US: Bill to remove tax-exempt status from Boy Scouts passes California Senate
A bill which would remove the tax-exempt status of the Boy Scouts of America (BSA), unless it fully accepted gay members, volunteers, and staff, has been approved in the Senate in the US state of California.
Despite the BSA’s new policy which will allow openly gay members to serve in the organisation from 1 January 2014, Senate Bill 323 would still mean the BSA would lose its tax-exempt status in the state, as it still does not allow openly gay adult scout leaders or volunteers.
The bill, introduced by Democratic Senator Ricardo Lara, would remove the tax-exempt status for groups such as the BSA which discriminate on the basis of gender identity, race, sexual orientation, nationality, religion or religion.
Senator Lara said: “Equality does not have an expiration date… Discrimination should not be subsidised.”

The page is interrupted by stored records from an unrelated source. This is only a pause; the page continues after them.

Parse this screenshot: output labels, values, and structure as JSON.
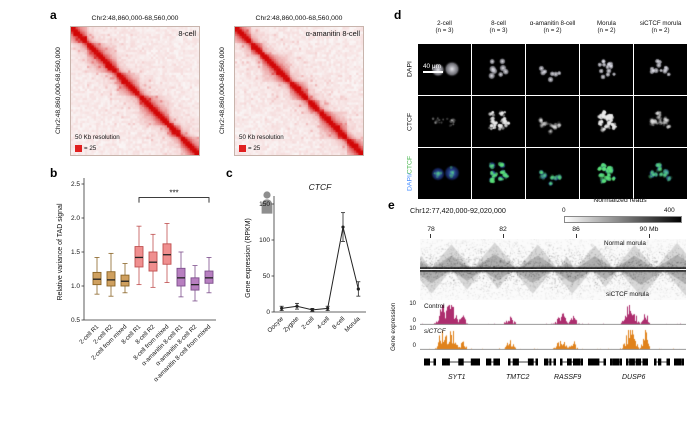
{
  "figure": {
    "panel_a": {
      "label": "a",
      "legend_color": "#e01f1f",
      "maps": [
        {
          "title": "Chr2:48,860,000-68,560,000",
          "y_label": "Chr2:48,860,000-68,560,000",
          "sample": "8-cell",
          "resolution": "50 Kb resolution",
          "scale_value": "= 25"
        },
        {
          "title": "Chr2:48,860,000-68,560,000",
          "y_label": "Chr2:48,860,000-68,560,000",
          "sample": "α-amanitin 8-cell",
          "resolution": "50 Kb resolution",
          "scale_value": "= 25"
        }
      ]
    },
    "panel_b": {
      "label": "b"
    },
    "panel_c": {
      "label": "c"
    },
    "panel_d": {
      "label": "d",
      "columns": [
        {
          "name": "2-cell",
          "n": "(n = 3)"
        },
        {
          "name": "8-cell",
          "n": "(n = 3)"
        },
        {
          "name": "α-amanitin 8-cell",
          "n": "(n = 2)"
        },
        {
          "name": "Morula",
          "n": "(n = 2)"
        },
        {
          "name": "siCTCF morula",
          "n": "(n = 2)"
        }
      ],
      "row_labels": {
        "row1": "DAPI",
        "row2": "CTCF",
        "row3_part1": "DAPI/",
        "row3_part2": "CTCF"
      },
      "stain_colors": {
        "dapi": "#4a90ff",
        "ctcf": "#44b54a"
      },
      "scale_bar": "40 μm"
    },
    "panel_e": {
      "label": "e",
      "title": "Chr12:77,420,000-92,020,000",
      "colorbar": {
        "title": "Normalized reads",
        "min": "0",
        "max": "400"
      },
      "axis_ticks": [
        "78",
        "82",
        "86",
        "90 Mb"
      ],
      "track1_label": "Normal morula",
      "track2_label": "siCTCF morula",
      "expression_axis_label": "Gene expression",
      "expr_tracks": [
        {
          "name": "Control",
          "max": "10",
          "min": "0",
          "color": "#ad2d6e"
        },
        {
          "name": "siCTCF",
          "max": "10",
          "min": "0",
          "color": "#e0821b"
        }
      ],
      "genes": [
        "SYT1",
        "TMTC2",
        "RASSF9",
        "DUSP6"
      ]
    }
  },
  "chart_data": [
    {
      "type": "box",
      "title": "Relative variance of TAD signal",
      "xlabel": "",
      "ylabel": "Relative variance of TAD signal",
      "ylim": [
        0.5,
        2.5
      ],
      "yticks": [
        0.5,
        1.0,
        1.5,
        2.0,
        2.5
      ],
      "grid": false,
      "legend_position": "none",
      "categories": [
        "2-cell R1",
        "2-cell R2",
        "2-cell from mixed",
        "8-cell R1",
        "8-cell R2",
        "8-cell from mixed",
        "α-amanitin 8-cell R1",
        "α-amanitin 8-cell R2",
        "α-amanitin 8-cell from mixed"
      ],
      "series": [
        {
          "category": "2-cell R1",
          "group": "2-cell",
          "whislo": 0.88,
          "q1": 1.02,
          "med": 1.1,
          "q3": 1.2,
          "whishi": 1.42
        },
        {
          "category": "2-cell R2",
          "group": "2-cell",
          "whislo": 0.85,
          "q1": 1.0,
          "med": 1.09,
          "q3": 1.21,
          "whishi": 1.48
        },
        {
          "category": "2-cell from mixed",
          "group": "2-cell",
          "whislo": 0.9,
          "q1": 1.0,
          "med": 1.07,
          "q3": 1.16,
          "whishi": 1.33
        },
        {
          "category": "8-cell R1",
          "group": "8-cell",
          "whislo": 1.02,
          "q1": 1.28,
          "med": 1.42,
          "q3": 1.58,
          "whishi": 1.88
        },
        {
          "category": "8-cell R2",
          "group": "8-cell",
          "whislo": 0.98,
          "q1": 1.22,
          "med": 1.35,
          "q3": 1.5,
          "whishi": 1.76
        },
        {
          "category": "8-cell from mixed",
          "group": "8-cell",
          "whislo": 1.05,
          "q1": 1.32,
          "med": 1.46,
          "q3": 1.62,
          "whishi": 1.92
        },
        {
          "category": "α-amanitin 8-cell R1",
          "group": "α-amanitin 8-cell",
          "whislo": 0.84,
          "q1": 1.0,
          "med": 1.12,
          "q3": 1.26,
          "whishi": 1.5
        },
        {
          "category": "α-amanitin 8-cell R2",
          "group": "α-amanitin 8-cell",
          "whislo": 0.78,
          "q1": 0.94,
          "med": 1.02,
          "q3": 1.12,
          "whishi": 1.3
        },
        {
          "category": "α-amanitin 8-cell from mixed",
          "group": "α-amanitin 8-cell",
          "whislo": 0.9,
          "q1": 1.04,
          "med": 1.12,
          "q3": 1.22,
          "whishi": 1.42
        }
      ],
      "group_colors": {
        "2-cell": "#cfa05f",
        "8-cell": "#ef8f8f",
        "α-amanitin 8-cell": "#b77fc0"
      },
      "group_edge": {
        "2-cell": "#8a6426",
        "8-cell": "#c05050",
        "α-amanitin 8-cell": "#7d4f8c"
      },
      "significance": {
        "label": "***",
        "from_index": 3,
        "to_index": 8,
        "y": 2.3
      }
    },
    {
      "type": "line",
      "title": "CTCF",
      "xlabel": "",
      "ylabel": "Gene expression (RPKM)",
      "ylim": [
        0,
        150
      ],
      "yticks": [
        0,
        50,
        100,
        150
      ],
      "grid": false,
      "categories": [
        "Oocyte",
        "Zygote",
        "2-cell",
        "4-cell",
        "8-cell",
        "Morula"
      ],
      "values": [
        5,
        8,
        3,
        5,
        118,
        32
      ],
      "errors": [
        3,
        4,
        2,
        3,
        20,
        10
      ],
      "line_color": "#222222"
    },
    {
      "type": "heatmap",
      "title": "Chr12:77,420,000-92,020,000",
      "x_ticks_mb": [
        78,
        82,
        86,
        90
      ],
      "colorbar": {
        "label": "Normalized reads",
        "range": [
          0,
          400
        ]
      },
      "tracks": [
        "Normal morula",
        "siCTCF morula"
      ],
      "expression_tracks": [
        {
          "name": "Control",
          "range": [
            0,
            10
          ]
        },
        {
          "name": "siCTCF",
          "range": [
            0,
            10
          ]
        }
      ],
      "genes": [
        "SYT1",
        "TMTC2",
        "RASSF9",
        "DUSP6"
      ]
    }
  ]
}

Because the bill changes California’s tax law, it required a two-thirds majority in order to pass, and as it passed 27 votes to 9 in the Senate, the bill will now move over to the Assembly.
If it passes, and is signed into law, it will require organisations such as the BSA to pay tax on donations, camp fees and membership dues. It would also be required to pay sales tax on food, beverages and homemade items sold at fundraisers.
In a statement from the BSA, Deron Smith said: “Today, more than ever, youth need the character and leadership programs of Scouting. We are disappointed with anything that impacts our ability to serve more youth.”
Scouting leaders have objected to the bill, saying it could harm local BSA troops, which serve 180,000 youth members. Conservative legal aid groups have threatened to sue if the legislation is signed into law, on the basis that it discriminates based on religious belief.